In this work, at first the TEMVIs are given as input to the Orange 3-3.24.1 [56]. Afterwards, image embedding mechanism is carried out by taking input TEMVIs as inputs to generate embeddings or skipped TEMVIs as outputs. Several embedders such as Inception v3, SqueezeNet (local), VGG-16, VGG-19, Painters, DeepLoc, Openface can be used for image embedding purpose. SqueezeNet (local) is taken as embedder for image embedding purpose. Then, test and score calculation will be carried out by considering image embedding mechanism and by applying LR, NN, kNN and NB techniques separately to compute CA values. For LR, the regularization type, strength are considered as Ridge (L2) and C = 1 respectively. For NN, the neurons in hidden layers, activation function, solver method, regularization and maximal number of iterations are considered as 100, ReLu, Adam, a = 0.0001 and 100 respectively along with replicable training mechanism. For kNN, the number of neighbors, metric and weight are considered as 5, Euclidean and uniform respectively. For test and score calculation, inputs can be considered as data, test data, learner, preprocessor and outputs can be generated as evaluation results as well as predictions. Afterwards, confusion matrix can be generated to represent classification results of each technique. For confusion matrix, the inputs can be considered as evaluation results from test and score and it generates data or selected data as outputs. Figure 1.1 describes the methodology. The steps involved in this work are mentioned as follows.

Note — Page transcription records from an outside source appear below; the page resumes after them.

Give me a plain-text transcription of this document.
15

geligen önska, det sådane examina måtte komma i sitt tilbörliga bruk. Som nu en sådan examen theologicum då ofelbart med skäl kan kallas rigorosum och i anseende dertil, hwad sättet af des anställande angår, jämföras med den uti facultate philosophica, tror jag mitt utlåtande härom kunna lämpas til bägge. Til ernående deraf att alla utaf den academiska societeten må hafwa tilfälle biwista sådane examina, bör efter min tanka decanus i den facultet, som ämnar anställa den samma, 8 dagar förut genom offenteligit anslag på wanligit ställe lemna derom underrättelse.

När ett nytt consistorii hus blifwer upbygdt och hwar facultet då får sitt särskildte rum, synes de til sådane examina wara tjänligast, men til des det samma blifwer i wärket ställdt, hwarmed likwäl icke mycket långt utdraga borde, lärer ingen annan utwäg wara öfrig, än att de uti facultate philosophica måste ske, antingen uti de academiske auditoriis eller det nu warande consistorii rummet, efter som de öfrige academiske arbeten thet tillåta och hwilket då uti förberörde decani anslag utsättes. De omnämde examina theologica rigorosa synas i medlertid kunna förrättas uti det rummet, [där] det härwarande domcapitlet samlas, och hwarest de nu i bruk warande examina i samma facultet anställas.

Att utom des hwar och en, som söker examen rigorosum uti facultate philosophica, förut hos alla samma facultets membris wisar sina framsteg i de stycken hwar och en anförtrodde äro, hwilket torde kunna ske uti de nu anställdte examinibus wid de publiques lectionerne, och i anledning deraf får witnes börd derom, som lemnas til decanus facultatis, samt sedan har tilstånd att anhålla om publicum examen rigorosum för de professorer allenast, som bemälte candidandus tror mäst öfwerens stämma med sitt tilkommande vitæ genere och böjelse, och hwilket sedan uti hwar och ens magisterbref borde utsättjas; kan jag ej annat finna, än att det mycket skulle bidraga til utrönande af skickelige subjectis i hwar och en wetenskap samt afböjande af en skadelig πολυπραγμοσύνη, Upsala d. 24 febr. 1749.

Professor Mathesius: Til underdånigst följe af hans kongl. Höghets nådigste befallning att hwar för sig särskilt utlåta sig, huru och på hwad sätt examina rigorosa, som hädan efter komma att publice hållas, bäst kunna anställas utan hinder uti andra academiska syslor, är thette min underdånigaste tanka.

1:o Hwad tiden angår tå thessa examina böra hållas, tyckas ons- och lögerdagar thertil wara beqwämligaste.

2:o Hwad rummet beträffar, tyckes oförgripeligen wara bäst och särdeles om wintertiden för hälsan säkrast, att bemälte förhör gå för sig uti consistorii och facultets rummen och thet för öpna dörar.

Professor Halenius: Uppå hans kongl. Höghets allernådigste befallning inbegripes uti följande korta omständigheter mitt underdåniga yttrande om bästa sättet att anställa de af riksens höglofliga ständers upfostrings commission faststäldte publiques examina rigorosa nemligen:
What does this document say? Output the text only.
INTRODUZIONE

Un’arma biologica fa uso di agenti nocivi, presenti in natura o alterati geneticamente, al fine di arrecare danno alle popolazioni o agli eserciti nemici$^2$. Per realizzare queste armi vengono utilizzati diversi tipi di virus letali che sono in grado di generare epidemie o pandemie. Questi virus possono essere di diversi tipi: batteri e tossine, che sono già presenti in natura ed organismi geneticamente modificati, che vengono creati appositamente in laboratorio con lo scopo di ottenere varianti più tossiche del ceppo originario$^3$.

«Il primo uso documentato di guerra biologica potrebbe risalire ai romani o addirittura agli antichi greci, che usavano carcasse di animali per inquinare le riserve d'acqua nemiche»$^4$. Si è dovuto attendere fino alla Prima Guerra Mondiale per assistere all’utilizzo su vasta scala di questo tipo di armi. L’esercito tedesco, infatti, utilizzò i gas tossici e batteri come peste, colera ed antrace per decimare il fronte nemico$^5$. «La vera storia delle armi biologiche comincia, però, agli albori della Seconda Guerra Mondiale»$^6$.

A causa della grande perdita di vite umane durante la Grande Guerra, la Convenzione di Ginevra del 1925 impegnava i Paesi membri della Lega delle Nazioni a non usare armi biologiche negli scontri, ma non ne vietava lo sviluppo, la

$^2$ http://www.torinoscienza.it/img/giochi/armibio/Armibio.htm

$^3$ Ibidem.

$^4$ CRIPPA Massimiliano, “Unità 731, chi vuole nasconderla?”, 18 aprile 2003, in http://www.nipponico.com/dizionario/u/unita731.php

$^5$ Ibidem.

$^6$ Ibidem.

Steps for TEMVIs Classification
Step 1: Input several categories of TEMVIs such as EV, ENV, LV, SARS-CoV-2 and ZV.
Step 2: Perform image embedding mechanism by considering input TEMVIs.
Step 3: Test and score calculation by considering image embedding data and by applying LR, NN, kNN and NB techniques separately to compute CA values.
Step 4: Create confusion matrix to represent the classification results each technique.